There are many kind people like yourself that suffer similar symptoms and variable levels of depression that can be here for you M2B

I really hope you can stick around the forums. You are an achiever

my kindest thoughts for you

Paul

M2B
Community Member
Thank you for your advise and support. It means a lot. I think it's time for me to go see the doctor about counselling again.

M2B
Community Member
Thank you for your support and google search ideas. I will definitely look them up

Guest_829
Blue Voices Member
Blue Voices Member
i found a lot of familiar things in your post about how another generation dont understand what you are going through,or how they might think its all a nonsense.because us lot are too sensative and have had it easy..and so on.friends of mine are trying to help their adult daughter with her mental health problems.they've tried all kinds of doctors and specialists and they've read some books and gone online.and sometimes they think their to blame and they might have caused her problems by the way they raised her.their parents are the kind of parents who dismiss everyone with issues.they werent affectionate or touchy and they sure didnt hug.so these friends of mine raised their kids differantly,with lots of love and attention and hugging,the stuff they were lacking.this,is what they now blame themselves for.this,they think,is why their daughter is having these self destructive thoughts,having a terrible time with everything and cant see the good in anything.they spoilt her they think.some how they damaged her with too much affection.talking to them i think they have their own issues to deal with.its a inter-generational thing with some families i think.its too hard to put into the adequate words just how its affecting you.and its hard to get that across to some people because its not on the skin like a burn,cut,or wound where its right there for all to see.its hard to convince some people theres an invisible problem going on with in,because you cant show them,and you dont have the words to describe it enough.i know a few people having problems with ageing parents,stuck at home adult kids,unsympathetic partners..i wonder if this misunderstanding is as common as i think it is

Jenny1980
Community Member

Hi!

Well done for coming here and you have such insight into your issues I think you have a really good start. I think you have never been tought your emotional language. And now all emotions feel a bit scary.

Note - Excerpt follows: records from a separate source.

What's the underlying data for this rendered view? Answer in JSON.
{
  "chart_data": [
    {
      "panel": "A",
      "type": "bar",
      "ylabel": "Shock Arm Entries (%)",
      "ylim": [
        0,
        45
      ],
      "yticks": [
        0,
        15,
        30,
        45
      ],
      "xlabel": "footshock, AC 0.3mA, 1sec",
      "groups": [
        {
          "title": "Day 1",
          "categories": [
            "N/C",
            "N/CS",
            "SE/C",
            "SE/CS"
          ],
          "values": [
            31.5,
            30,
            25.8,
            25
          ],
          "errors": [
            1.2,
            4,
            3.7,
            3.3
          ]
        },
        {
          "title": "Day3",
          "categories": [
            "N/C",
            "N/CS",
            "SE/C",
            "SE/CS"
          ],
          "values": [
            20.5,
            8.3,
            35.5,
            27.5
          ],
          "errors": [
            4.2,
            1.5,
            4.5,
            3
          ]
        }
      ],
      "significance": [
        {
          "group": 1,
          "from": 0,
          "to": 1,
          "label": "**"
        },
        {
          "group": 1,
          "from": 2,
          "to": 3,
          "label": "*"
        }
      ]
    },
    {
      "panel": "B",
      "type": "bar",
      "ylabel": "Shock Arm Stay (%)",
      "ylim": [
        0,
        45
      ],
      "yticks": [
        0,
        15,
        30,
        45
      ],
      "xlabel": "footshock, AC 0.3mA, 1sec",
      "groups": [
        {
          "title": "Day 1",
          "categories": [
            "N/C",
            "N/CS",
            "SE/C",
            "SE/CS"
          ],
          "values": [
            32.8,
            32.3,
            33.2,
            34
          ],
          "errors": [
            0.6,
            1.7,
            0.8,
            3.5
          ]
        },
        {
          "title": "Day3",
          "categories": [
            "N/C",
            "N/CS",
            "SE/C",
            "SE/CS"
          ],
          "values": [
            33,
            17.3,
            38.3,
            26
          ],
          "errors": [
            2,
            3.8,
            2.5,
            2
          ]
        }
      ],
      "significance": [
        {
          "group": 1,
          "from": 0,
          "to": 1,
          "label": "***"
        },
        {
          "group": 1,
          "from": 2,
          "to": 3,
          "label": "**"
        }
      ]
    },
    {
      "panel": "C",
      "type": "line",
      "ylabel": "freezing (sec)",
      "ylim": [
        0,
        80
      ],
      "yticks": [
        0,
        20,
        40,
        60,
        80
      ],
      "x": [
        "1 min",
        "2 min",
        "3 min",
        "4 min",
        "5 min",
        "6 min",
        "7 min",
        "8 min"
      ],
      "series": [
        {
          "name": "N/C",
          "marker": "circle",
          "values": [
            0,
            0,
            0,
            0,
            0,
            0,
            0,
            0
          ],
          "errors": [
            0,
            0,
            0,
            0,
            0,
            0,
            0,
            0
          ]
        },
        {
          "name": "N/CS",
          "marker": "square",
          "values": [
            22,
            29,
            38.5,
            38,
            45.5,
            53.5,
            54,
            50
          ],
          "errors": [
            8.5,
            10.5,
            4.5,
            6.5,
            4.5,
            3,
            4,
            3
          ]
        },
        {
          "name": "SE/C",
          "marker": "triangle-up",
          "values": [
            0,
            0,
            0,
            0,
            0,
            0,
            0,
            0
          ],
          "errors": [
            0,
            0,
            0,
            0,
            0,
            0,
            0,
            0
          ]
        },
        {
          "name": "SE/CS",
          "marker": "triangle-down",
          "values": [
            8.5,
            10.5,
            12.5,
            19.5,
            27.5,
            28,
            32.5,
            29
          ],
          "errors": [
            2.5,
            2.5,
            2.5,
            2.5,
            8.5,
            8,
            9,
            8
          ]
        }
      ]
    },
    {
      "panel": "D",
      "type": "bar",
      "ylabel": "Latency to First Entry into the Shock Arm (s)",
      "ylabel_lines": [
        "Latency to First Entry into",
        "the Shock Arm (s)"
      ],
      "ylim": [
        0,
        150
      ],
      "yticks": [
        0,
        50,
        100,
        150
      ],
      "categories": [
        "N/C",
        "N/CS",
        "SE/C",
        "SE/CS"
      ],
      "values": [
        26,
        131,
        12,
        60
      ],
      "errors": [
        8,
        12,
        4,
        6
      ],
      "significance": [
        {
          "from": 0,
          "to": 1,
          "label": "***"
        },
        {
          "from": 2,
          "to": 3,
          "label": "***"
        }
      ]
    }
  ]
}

Counselling to 'get in touch' with your emotions would help.

on the baby thing though I am highly emotional and when my babies were born I didn't cry or feel a flood of love. I was tired. I felt numb and didn't immediately feel a connection. It came soon after and was fine but just after birth I was not all that interested! I think this is more common than people talk about because it's 'supposed' to be a certain way.

Also have a look or google 'emotional window of tolerance'. If your childhood did not teach you have to cope with strong emotions you likely have a 'small window of tolerance'. So anything that is stronger or outside your window feel unconfortable and scary. You will either 1) have panic 2) shut down 3) flee the situation.

there are many ways to increase your window of tolerance, a therapist should be able to help with this.

good luck! I think it will all be ok, you've made a good start!